Lately? Well, there was the time out in Queens when a guy took a swan dive into the subway tracks as a bunch of late night revelers, including me and a pal, stared in shock. Drugs, diabetic shock, drunk...all theories bandied about after a trio of quick-thinking men jumped into the tracks and hauled his ass out before a train came. He's a lucky sucka.

Shortly thereafter, I was driving home on the BQE, right around the Kosciuszko Bridge, when a speeding car banged into the rear of the car in front of me, sending it into a tailspin, debris flying, as I drove by unscathed, like I was heading to church on a Sunday morning.

Earlier this summer I was walking in Chelsea, crossing a crosswalk with a pal, when a woman driving a minivan tried to make a left turn.

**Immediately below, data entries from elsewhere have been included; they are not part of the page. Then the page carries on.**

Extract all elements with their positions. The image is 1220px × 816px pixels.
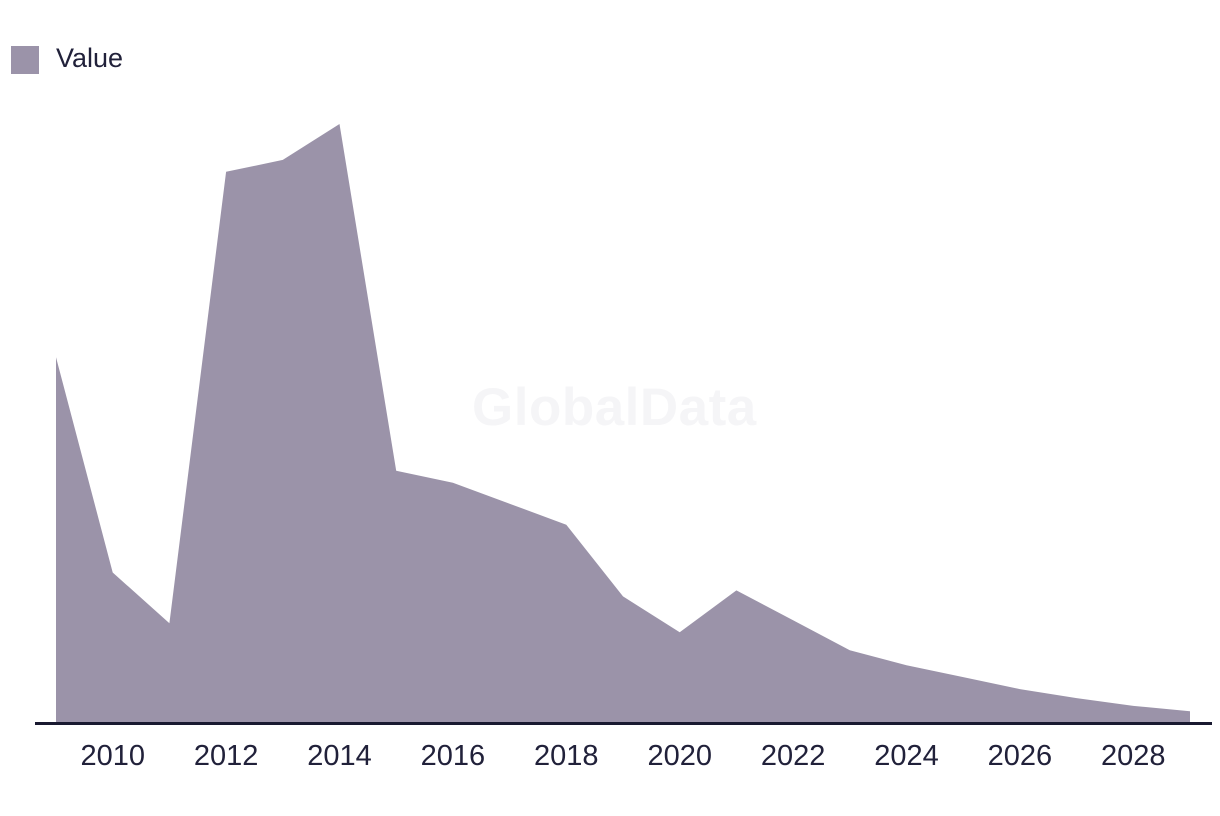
x-tick-label: 2022 — [761, 740, 826, 772]
x-tick-label: 2010 — [80, 740, 145, 772]
x-tick-label: 2020 — [647, 740, 712, 772]
globaldata-watermark: GlobalData — [472, 378, 757, 437]
legend-label: Value — [56, 43, 124, 73]
x-tick-label: 2018 — [534, 740, 599, 772]
x-tick-label: 2012 — [194, 740, 259, 772]
legend-item-value[interactable]: Value — [11, 45, 123, 75]
x-tick-label: 2014 — [307, 740, 372, 772]
x-axis-tick-labels: 2010 2012 2014 2016 2018 2020 2022 2024 2026 2028 — [80, 740, 1165, 772]
legend-swatch-icon — [11, 46, 39, 74]
value-area-series — [56, 124, 1190, 722]
x-tick-label: 2024 — [874, 740, 939, 772]
x-tick-label: 2026 — [988, 740, 1053, 772]
x-tick-label: 2016 — [421, 740, 486, 772]
x-tick-label: 2028 — [1101, 740, 1166, 772]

Problem was, a cab was already in the left lane...which she promptly bashed into, leaving my friend and I scrambling to dash out of the way before either car hit us, or a fender flew off and speared one of us in the head.

The most recent--and by far the most horrible--incident happened earlier today when I was walking with the same friend (coincidentally?) in Coney Island. We were heading for Totonno's Pizza, chatting away happily, when out of the corner of my eye I saw a little girl playing on her porch. "Cute," I thought, and was prepared to be bedazzled when the girl very suddenly began some type of acrobatic maneuver which involved jumping in the air, grabbing the metal hand rail on the end of the porch, and launching herself into the air in what was probably meant to be her rendition of a double front dismount onto the ground beneath. Trouble was, it didn't quite happen like that. In fact, it went horribly wrong, and the little sweetie instead basically just did a full frontal dive right into the sidewalk. It was at least a four or five foot drop, and she landed right on her head. I don't want to go into any details about this, but suffice to say, it was horrible. I started screaming like a lunatic, her mother ran outside, neighbors came running down the street, an ambulance was called, little girl was carted away to the hospital, still unconscious. I don't know what happened.

So, my question is: have other people witnessed this many random acts of violence and misfortune? Is this normal? Or should I just stay inside for a while? And does anyone with medical training want to assure me that the little girl is going to be okay? (Little kids are tough. Right?)

2 comments:

Anonymous said...

Is it just random acts of misfortune and disaster that you witness, or all kinds of crazy things? I think you like to seek out interesting places and people and so you get the bad as well as the good. Most people just stay home most of the time.

Queencarlotta said...

I hope you are right, KB. (Especially since I've been threatening to visit you soon--I'd hate to spark some Massive Bootie Accident that caused your house to explode.)